Question 12: Do these assumptions adequately reflect the financial burden of publishers? Is there anything that needs to included or excluded?
—————————–
[1] For the purposes of this paper, ‘LDLs’ or ‘Libraries’ applies to all six Legal Deposit Libraries named in this Recommendation paper: the British Library, the National Library of Scotland, the National Library of Wales, and the University Libraries of Cambridge, Oxford, and Trinity College, Dublin.
[2] Where access is only enabled for users within a specified IP address range.
[3] LDAP is reviewing the use of this phrase in connection with online publications, as its inclusion here would imply that publications on non-UK related subjects, but by British authors, would be excluded from the archive.
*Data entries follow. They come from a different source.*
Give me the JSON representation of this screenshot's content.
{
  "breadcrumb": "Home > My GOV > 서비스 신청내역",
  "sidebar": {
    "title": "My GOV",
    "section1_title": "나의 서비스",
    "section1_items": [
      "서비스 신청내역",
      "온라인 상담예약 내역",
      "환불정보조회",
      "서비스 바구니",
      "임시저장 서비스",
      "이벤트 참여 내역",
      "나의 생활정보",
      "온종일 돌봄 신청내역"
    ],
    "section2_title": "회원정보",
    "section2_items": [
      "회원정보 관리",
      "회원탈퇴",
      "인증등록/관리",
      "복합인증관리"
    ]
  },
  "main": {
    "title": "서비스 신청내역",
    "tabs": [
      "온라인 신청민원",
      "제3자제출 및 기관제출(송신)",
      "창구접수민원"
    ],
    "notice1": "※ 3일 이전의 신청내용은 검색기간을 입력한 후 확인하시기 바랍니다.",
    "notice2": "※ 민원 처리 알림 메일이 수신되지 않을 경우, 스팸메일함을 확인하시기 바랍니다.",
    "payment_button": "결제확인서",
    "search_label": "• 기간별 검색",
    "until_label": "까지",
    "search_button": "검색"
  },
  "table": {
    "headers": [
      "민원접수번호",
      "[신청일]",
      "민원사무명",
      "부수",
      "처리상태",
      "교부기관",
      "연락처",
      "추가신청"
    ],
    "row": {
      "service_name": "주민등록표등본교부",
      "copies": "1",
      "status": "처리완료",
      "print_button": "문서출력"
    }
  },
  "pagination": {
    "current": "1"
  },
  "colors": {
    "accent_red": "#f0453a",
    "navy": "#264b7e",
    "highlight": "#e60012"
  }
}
A number of agencies with helpful practices might also aid the LDLs in identifying publications ‘connected to the UK’, such as Internet Watch and Nominet.
[4] See notes under Libraries Key Costs Assumptions, for sources used to support the assumptions for the growth and size of the domain.
[5] Some stakeholders have reservations about the extent of harvesting and access to the harvested content and we will look at ways to overcome these concerns in our detailed policy proposals.
[6] This figure represents the total cost across Legal Deposit Libraries. It assumes that readers in any of the six legal deposit libraries’ premises would be able to access all materials and electronic publications that are harvested and archived by the BL/NLW/NLS infrastructures. The University Libraries of Oxford, Cambridge and Trinity College do not currently plan to harvest themselves to the same extent, but would retain the entitlement to do so.